The U.S. Supreme Court held that the 5-year mandatory minimum sentence under 18 U.S.C. §3583(k) is unconstitutional unless the charges can be proven by a jury beyond a reasonable doubt.

FACTS OF THE CASE

Haymond was found guilty of possessing child pornography by a jury and was sentenced to 38 months in prison followed by 10 years of supervised release. During his supervised release, the government discovered what appeared to be child pornography on Haymond’s phone. As a result of the violation, the government sought additional incarceration for Haymond.

A district judge found that Haymond knowingly possessed the images depicting child pornography by a proponderence of the evidence. Under 18 U.S.C. §3583(k) of the Sentencing Reform Act of 1984, a judge is required to impose a minimum prison sentence of five years where a defendant has violated supervised release by committing certain offenses. Relevant to this case, one of those listed offenses is possession of child pornography. Although reluctant to do so, the district judge imposed the mandatory 5-year sentence.

The Tenth Circuit found that §3583(k) violated the Fifth and Sixth Amendments, acknowledging that while a jury previously convicted Haymond by a reasonable doubt resulting in a 0-10 year sentence, §3583(k) allowed Haymond to face a higher mandatory minimum only by a judge’s finding of a preponderance of the evidence. This, the Tenth Circuit held, violated Haymond’s constitutional right to a trial by jury. Haymond was resentenced without regard to §3583(k)’s provisions, and the U.S. Supreme Court was asked to resolve the question of the statute’s constitutionality.

COURT’S ANALYSIS

The Fifth and Sixth Amendment guarantee the accused the right to a trial by an impartial jury and due process of law in criminal proceedings in the United States. A jury’s finding of guilt must also be proven beyond a reasonable doubt.
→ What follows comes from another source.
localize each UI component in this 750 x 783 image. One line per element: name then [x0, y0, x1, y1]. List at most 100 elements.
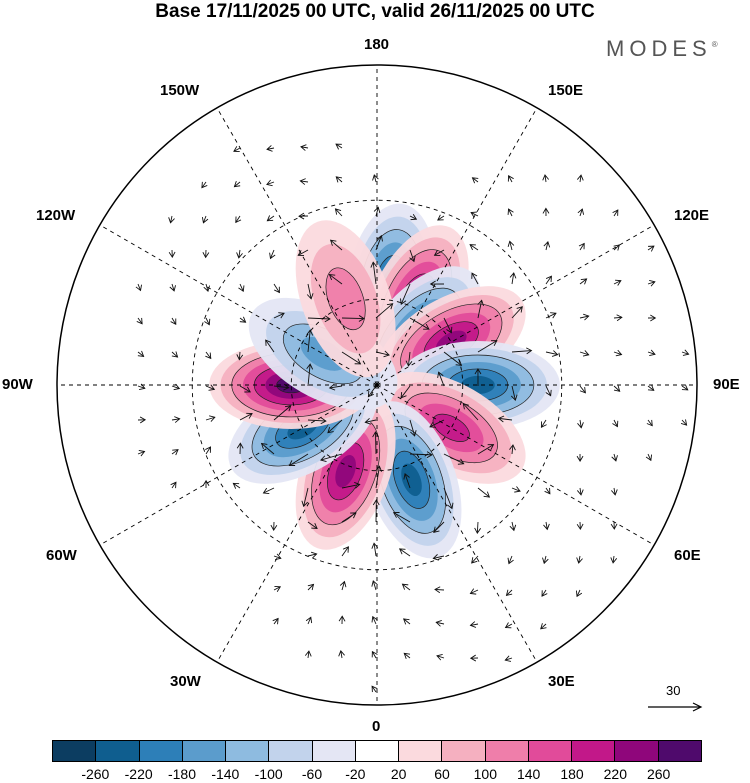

Only after a jury finds a defendant guilty of an offense beyond a reasonable doubt may the judge impose a penalty within the range allowed for that offense. The Supreme Court recognizes that “even when judges [enjoy] discretion to adjust a sentence based on judge-found aggravating or mitigating facts, they [cannot] ‘swell the penalty above what the law [provides] for the acts charged.’” 588 U.S. ___ (2019) quoting Apprendi v. New Jersey, 530 U.S. 466 at 519 (Thomas, J., concurring). 
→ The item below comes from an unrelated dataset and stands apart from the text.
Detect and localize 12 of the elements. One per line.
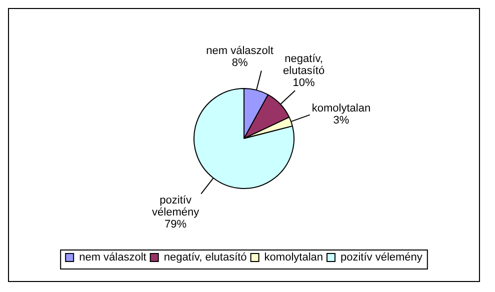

Here, §3583(k) permits just that. Only as a result of the district judge’s finding of the defendant’s guilt by a preponderance of the evidence is the five-year mandatory minimum imposed. Contrary to the government’s argument, this new sentence was not authorized by the jury’s verdict.

The Supreme Court  already held a similar statutory scheme allowing judges to impose sentences above the allowed maximum unconstitutional. In Apprendi v. New Jersey, a judge sought to impose a longer sentence than the prescribed maximum after a jury trial pursuant to a statute that permitted him to do so under a preponderance of the evidence standard. The Court held this scheme unconstitutional and later applied the same rule when it held a similar sentence enhancement unconstitutional in Alleyne v. United States, 570 U.S. 466.

Section 3583(k) essentially permits district courts to impose a new and potentially harsher punishment for a new offense. By allowing a judge to increase “‘the legally prescribed range of allowable sentences’ [is] in violation of the Fifth and Sixth Amendments.” 588 U.S. ___ (2019) (quoting Alleyne at 115). The Supreme Court vacated Haymond’s judgment, holding §3583(k) unconstitutional.